Montenegrin author and poet (born 1970)

Lena Ruth Stefanovic (born 1970) is a Montenegrin author, poet and literary translator. Her poems have gained recognition in Montenegro and abroad. She has also published a novel and short stories. She has served on the board of the European Writers' Council.

== Life ==
Lena Ruth Stefanovic was born in Belgrade, Serbia in 1970. She is a Montenegrin author, poet and literary translator, and lives in Podgorica. Her poems have gained recognition in Montenegro and abroad.

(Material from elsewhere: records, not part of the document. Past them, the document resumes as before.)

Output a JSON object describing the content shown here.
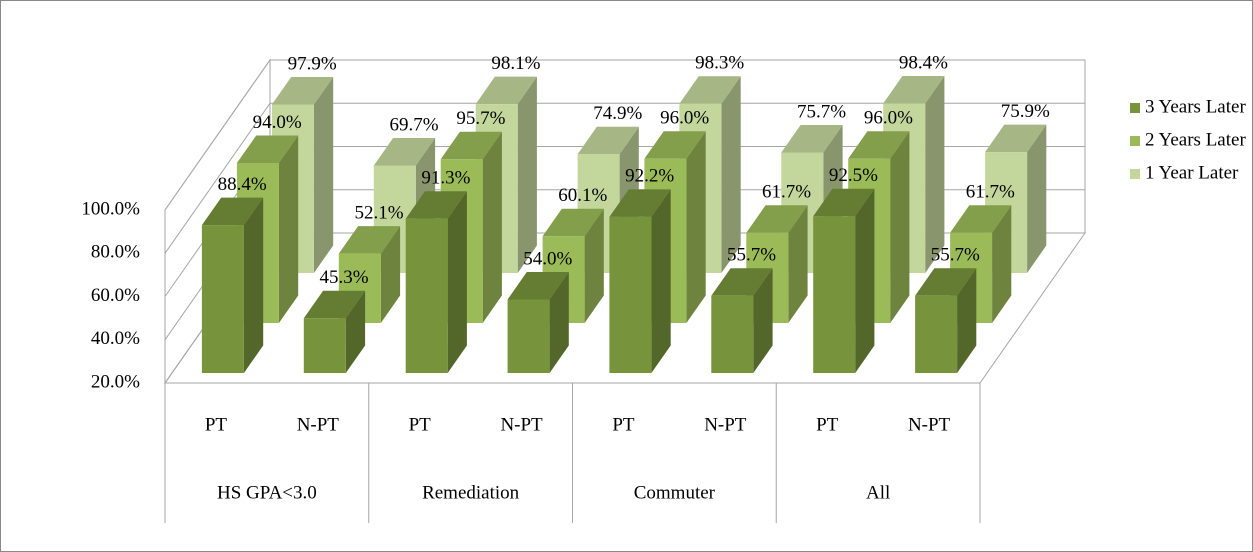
{
  "chart_data": {
    "type": "bar3d",
    "categories": [
      "PT",
      "N-PT",
      "PT",
      "N-PT",
      "PT",
      "N-PT",
      "PT",
      "N-PT"
    ],
    "groups": [
      "HS GPA<3.0",
      "Remediation",
      "Commuter",
      "All"
    ],
    "series": [
      {
        "name": "3 Years Later",
        "color": "#77933c",
        "values": [
          88.4,
          45.3,
          91.3,
          54.0,
          92.2,
          55.7,
          92.5,
          55.7
        ],
        "value_labels": [
          "88.4%",
          "45.3%",
          "91.3%",
          "54.0%",
          "92.2%",
          "55.7%",
          "92.5%",
          "55.7%"
        ]
      },
      {
        "name": "2 Years Later",
        "color": "#9bbb59",
        "values": [
          94.0,
          52.1,
          95.7,
          60.1,
          96.0,
          61.7,
          96.0,
          61.7
        ],
        "value_labels": [
          "94.0%",
          "52.1%",
          "95.7%",
          "60.1%",
          "96.0%",
          "61.7%",
          "96.0%",
          "61.7%"
        ]
      },
      {
        "name": "1 Year Later",
        "color": "#c3d69b",
        "values": [
          97.9,
          69.7,
          98.1,
          74.9,
          98.3,
          75.7,
          98.4,
          75.9
        ],
        "value_labels": [
          "97.9%",
          "69.7%",
          "98.1%",
          "74.9%",
          "98.3%",
          "75.7%",
          "98.4%",
          "75.9%"
        ]
      }
    ],
    "ylim": [
      20,
      100
    ],
    "yticks": [
      {
        "value": 20,
        "label": "20.0%"
      },
      {
        "value": 40,
        "label": "40.0%"
      },
      {
        "value": 60,
        "label": "60.0%"
      },
      {
        "value": 80,
        "label": "80.0%"
      },
      {
        "value": 100,
        "label": "100.0%"
      }
    ],
    "grid": true,
    "legend": "right"
  }
}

Stefanovic earned a Master of Arts in Russian literature at Kliment Ohridski University, in Sofia, Bulgaria and then went on to gain her doctorate in linguistics from the Pushkin State Russian Language Institute, in Moscow. She also studied Chinese language and culture at Beijing Language and Culture University, and is a graduate of the Gavro Vuković Diplomatic Academy in Podgorica.

She worked as an associate of the State Protocol in the Government of the Republic of Montenegro, and now lectures on Russian syntax in the Faculty of Philology at the University of Montenegro.

Stefanovic has published short stories, novellas, two collections of poetry and a novel, The Daughter Of The Childless One. Her poems are included in a number of anthologies. Other works by Stefanovic include the books Arhetip čuda (Archetype of Miracles, 2006) and Lo triumpe (2008). She collaborated with painter Biljana Keković, and designer Svetlana Lola Milicković to publish Radosav Ljumović (The Colour of Change), sponsored by the Montenegro Ministry of Culture. Stefanovic's poetry collection Zovem se Ilan (My name is Ilan) was published in 2022 by the Association of Writers and Literary Translators of Montenegro.

Stefanovic is a member of the Montenegrin PEN and served on the Executive Board of the European Writers' Council.